Cut out target ~180 bp band in a narrow gel slice, avoiding the edges of the lane (i.e., cut out the middle 70-75% of the band). Cut just inside the bottom boundary of the target band to avoid getting anything smaller.
Follow the QiaQuick gel extraction protocol.
Pool libraries in equimolar ratios to try to equalize coverage across sample pools.
Prepare a 1:100 dilution of each pooled library by combining 2 uL of eluted library with 198 uL of NFW, can use multi-channel pipette.

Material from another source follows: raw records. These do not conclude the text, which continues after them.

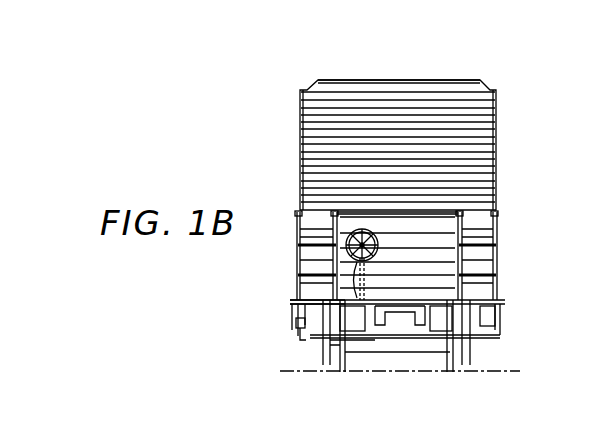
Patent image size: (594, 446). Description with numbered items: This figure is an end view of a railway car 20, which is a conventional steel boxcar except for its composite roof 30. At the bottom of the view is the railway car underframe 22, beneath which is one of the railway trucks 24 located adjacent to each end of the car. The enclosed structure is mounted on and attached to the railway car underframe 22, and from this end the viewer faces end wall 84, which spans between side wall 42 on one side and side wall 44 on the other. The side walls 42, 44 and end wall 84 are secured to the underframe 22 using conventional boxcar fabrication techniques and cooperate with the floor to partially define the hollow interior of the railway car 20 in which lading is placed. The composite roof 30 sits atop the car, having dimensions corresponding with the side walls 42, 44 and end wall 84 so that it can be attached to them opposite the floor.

The railway car 20 is at (517, 173).
The railway car underframe 22 is at (295, 317).
The railway truck 24 is at (425, 348).
The composite roof 30 is at (355, 79).
The side wall 42 is at (300, 128).
The side wall 44 is at (497, 128).
The end wall 84 is at (427, 140).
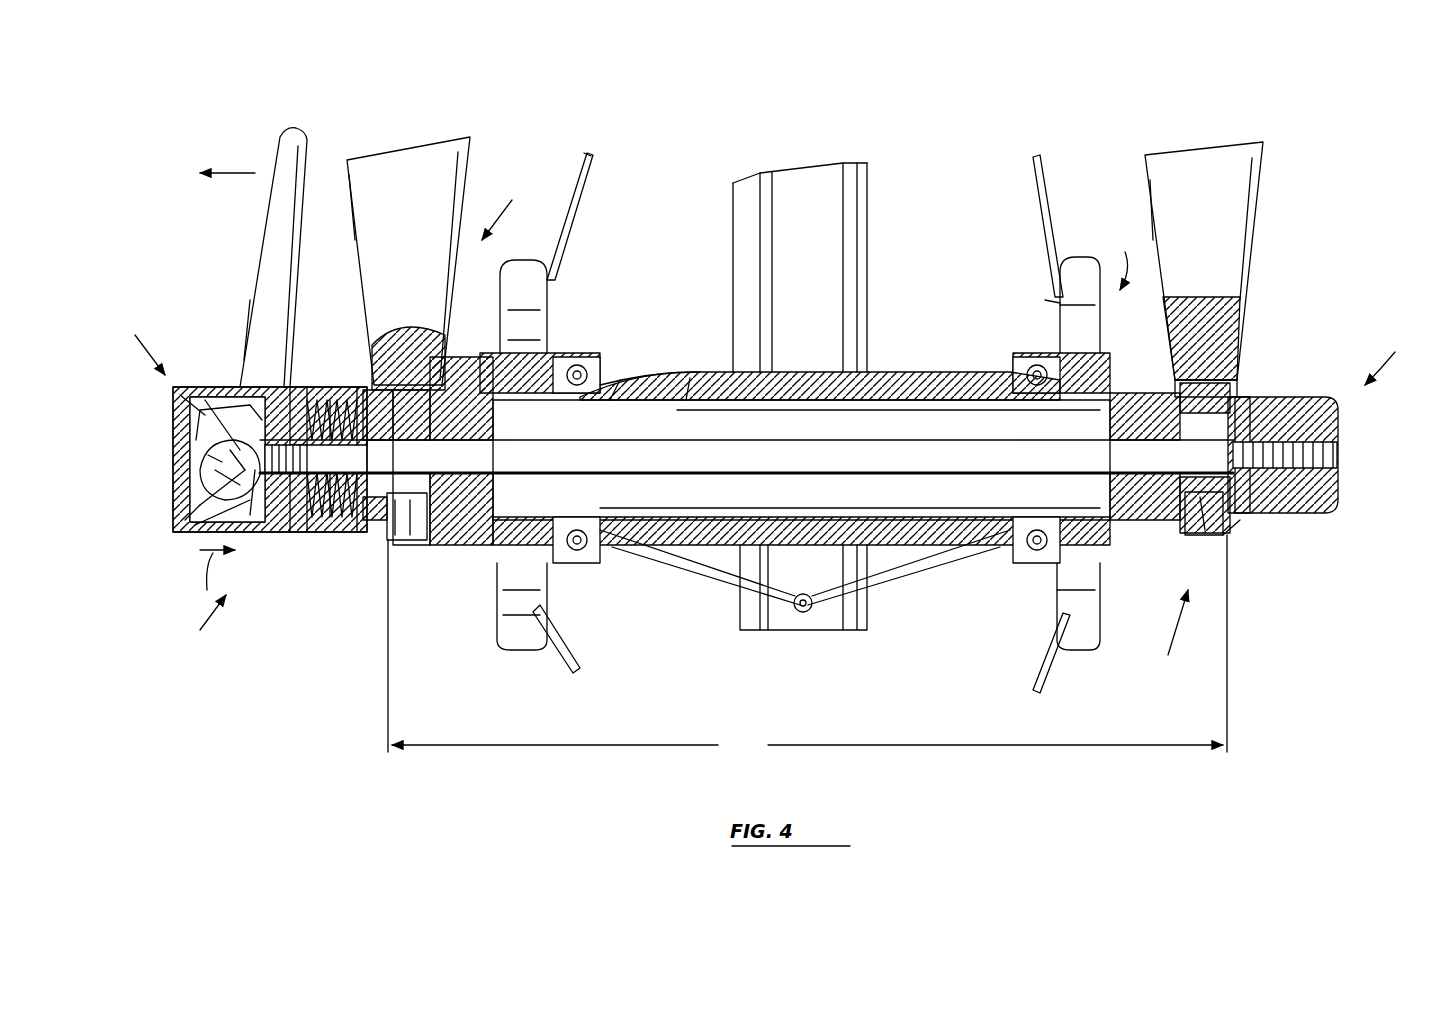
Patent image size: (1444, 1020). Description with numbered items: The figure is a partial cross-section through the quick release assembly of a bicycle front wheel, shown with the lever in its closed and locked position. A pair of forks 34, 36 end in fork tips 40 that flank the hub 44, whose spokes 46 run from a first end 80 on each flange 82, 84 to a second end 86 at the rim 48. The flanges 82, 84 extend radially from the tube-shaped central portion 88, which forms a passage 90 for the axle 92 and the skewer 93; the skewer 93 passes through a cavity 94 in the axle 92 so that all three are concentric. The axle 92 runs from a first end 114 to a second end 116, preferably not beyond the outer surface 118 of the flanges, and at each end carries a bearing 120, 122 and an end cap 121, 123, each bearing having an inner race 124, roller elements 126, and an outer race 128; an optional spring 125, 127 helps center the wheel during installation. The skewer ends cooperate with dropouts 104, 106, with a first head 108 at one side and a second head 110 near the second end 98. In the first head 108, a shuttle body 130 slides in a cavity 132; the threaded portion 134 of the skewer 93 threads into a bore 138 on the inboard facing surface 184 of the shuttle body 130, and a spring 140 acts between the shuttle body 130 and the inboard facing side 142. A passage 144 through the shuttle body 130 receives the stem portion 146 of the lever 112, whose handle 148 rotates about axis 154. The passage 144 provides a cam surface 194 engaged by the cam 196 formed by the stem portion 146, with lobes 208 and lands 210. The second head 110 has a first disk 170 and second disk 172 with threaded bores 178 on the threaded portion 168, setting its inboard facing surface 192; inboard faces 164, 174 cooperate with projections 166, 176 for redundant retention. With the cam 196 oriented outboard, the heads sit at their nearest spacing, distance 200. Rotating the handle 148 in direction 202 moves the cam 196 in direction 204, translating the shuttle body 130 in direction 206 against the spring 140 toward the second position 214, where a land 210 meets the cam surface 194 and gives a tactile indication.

The fork 34 is at (440, 148).
The fork 36 is at (1210, 160).
The fork tip 40 is at (370, 160).
The hub 44 is at (880, 368).
The spokes 46 is at (1028, 165).
The rim 48 is at (822, 277).
The first end 80 is at (1040, 228).
The flange 82 is at (545, 310).
The flange 84 is at (1078, 260).
The second end 86 is at (798, 615).
The central portion 88 is at (715, 372).
The passage 90 is at (655, 375).
The axle 92 is at (690, 380).
The skewer 93 is at (548, 474).
The cavity 94 is at (850, 474).
The second end 98 is at (1170, 633).
The dropout 104 is at (415, 540).
The dropout 106 is at (1200, 520).
The first head 108 is at (234, 420).
The second head 110 is at (1392, 357).
The lever 112 is at (265, 207).
The first end 114 is at (511, 208).
The second end 116 is at (1122, 259).
The outer surface 118 is at (500, 360).
The bearing 120 is at (590, 365).
The end cap 121 is at (470, 385).
The bearing 122 is at (1025, 365).
The end cap 123 is at (1128, 390).
The inner race 124 is at (660, 545).
The spring 125 is at (365, 390).
The roller elements 126 is at (577, 555).
The spring 127 is at (1230, 400).
The outer race 128 is at (600, 560).
The shuttle body 130 is at (180, 420).
The cavity 132 is at (195, 530).
The threaded portion 134 is at (310, 520).
The bore 138 is at (282, 500).
The spring 140 is at (360, 395).
The inboard facing side 142 is at (372, 530).
The passage 144 is at (176, 405).
The stem portion 146 is at (200, 455).
The handle 148 is at (283, 135).
The axis 154 is at (220, 385).
The inboard face 164 is at (402, 335).
The projection 166 is at (380, 560).
The threaded portion 168 is at (1338, 455).
The first disk 170 is at (1280, 395).
The second disk 172 is at (1330, 397).
The inboard face 174 is at (1235, 380).
The projection 176 is at (1225, 540).
The threaded bore 178 is at (1338, 447).
The inboard facing surface 184 is at (330, 530).
The inboard facing surface 192 is at (1240, 350).
The cam surface 194 is at (180, 523).
The cam 196 is at (205, 488).
The distance 200 is at (807, 646).
The direction 202 is at (232, 173).
The direction 204 is at (195, 525).
The direction 206 is at (180, 585).
The lobes 208 is at (200, 470).
The lands 210 is at (190, 500).
The second position 214 is at (199, 624).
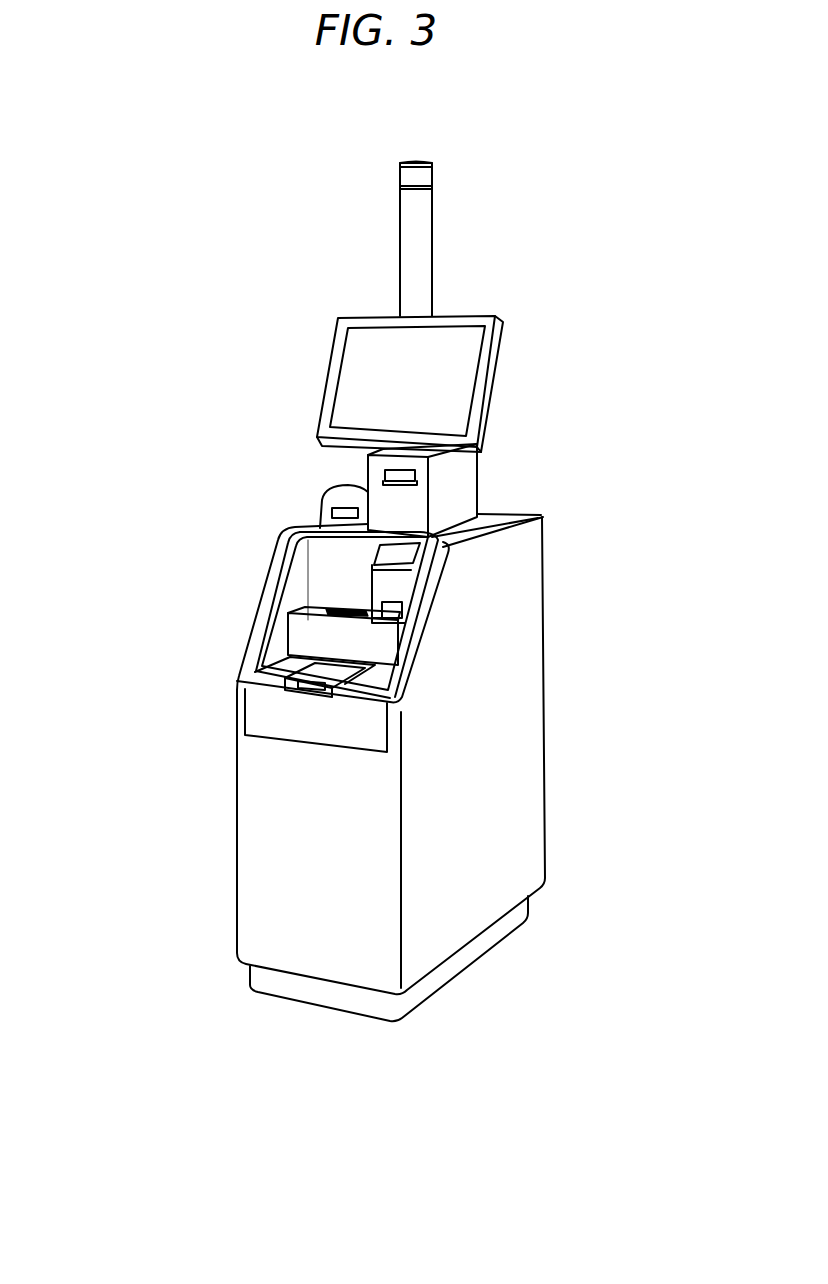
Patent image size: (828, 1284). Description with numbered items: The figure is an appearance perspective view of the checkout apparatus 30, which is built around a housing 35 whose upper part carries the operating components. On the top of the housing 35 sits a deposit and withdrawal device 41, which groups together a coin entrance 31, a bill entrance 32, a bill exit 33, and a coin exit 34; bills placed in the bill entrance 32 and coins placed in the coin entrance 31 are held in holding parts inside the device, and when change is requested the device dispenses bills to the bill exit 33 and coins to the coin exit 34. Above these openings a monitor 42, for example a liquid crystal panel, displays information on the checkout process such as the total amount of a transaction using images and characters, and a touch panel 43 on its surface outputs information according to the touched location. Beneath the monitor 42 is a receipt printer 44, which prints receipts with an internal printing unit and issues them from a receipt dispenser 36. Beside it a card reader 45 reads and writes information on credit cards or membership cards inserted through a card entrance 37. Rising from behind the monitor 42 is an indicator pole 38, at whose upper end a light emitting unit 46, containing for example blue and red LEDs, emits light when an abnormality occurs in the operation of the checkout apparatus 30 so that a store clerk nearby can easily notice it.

The checkout apparatus 30 is at (552, 149).
The coin entrance 31 is at (323, 523).
The bill entrance 32 is at (317, 607).
The bill exit 33 is at (340, 612).
The coin exit 34 is at (283, 672).
The housing 35 is at (498, 723).
The receipt dispenser 36 is at (418, 487).
The card entrance 37 is at (325, 508).
The indicator pole 38 is at (413, 253).
The deposit and withdrawal device 41 is at (165, 503).
The monitor 42 is at (449, 388).
The touch panel 43 is at (370, 335).
The receipt printer 44 is at (447, 474).
The card reader 45 is at (335, 497).
The light emitting unit 46 is at (418, 177).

Reagent | Volume (uL) per sample | Total Volume (uL) for 21 rxns (8 rxns in duplicate and three negative controls + error) |
---|---|---|
NFW | 4.3 | 90.3 |
Sybr Green qPCR MM | 7.5 | 157.5 |
10 uM P5 | 0.6 | 12.6 |
10 uM P7 | 0.6 | 12.6 |
Total | 13.0 | 273.0 |
Diluted PCR Product (1:100) | 2.0 | NA |
Conduct qPCR following previously described qPCR profile and calculate CT values for each sample.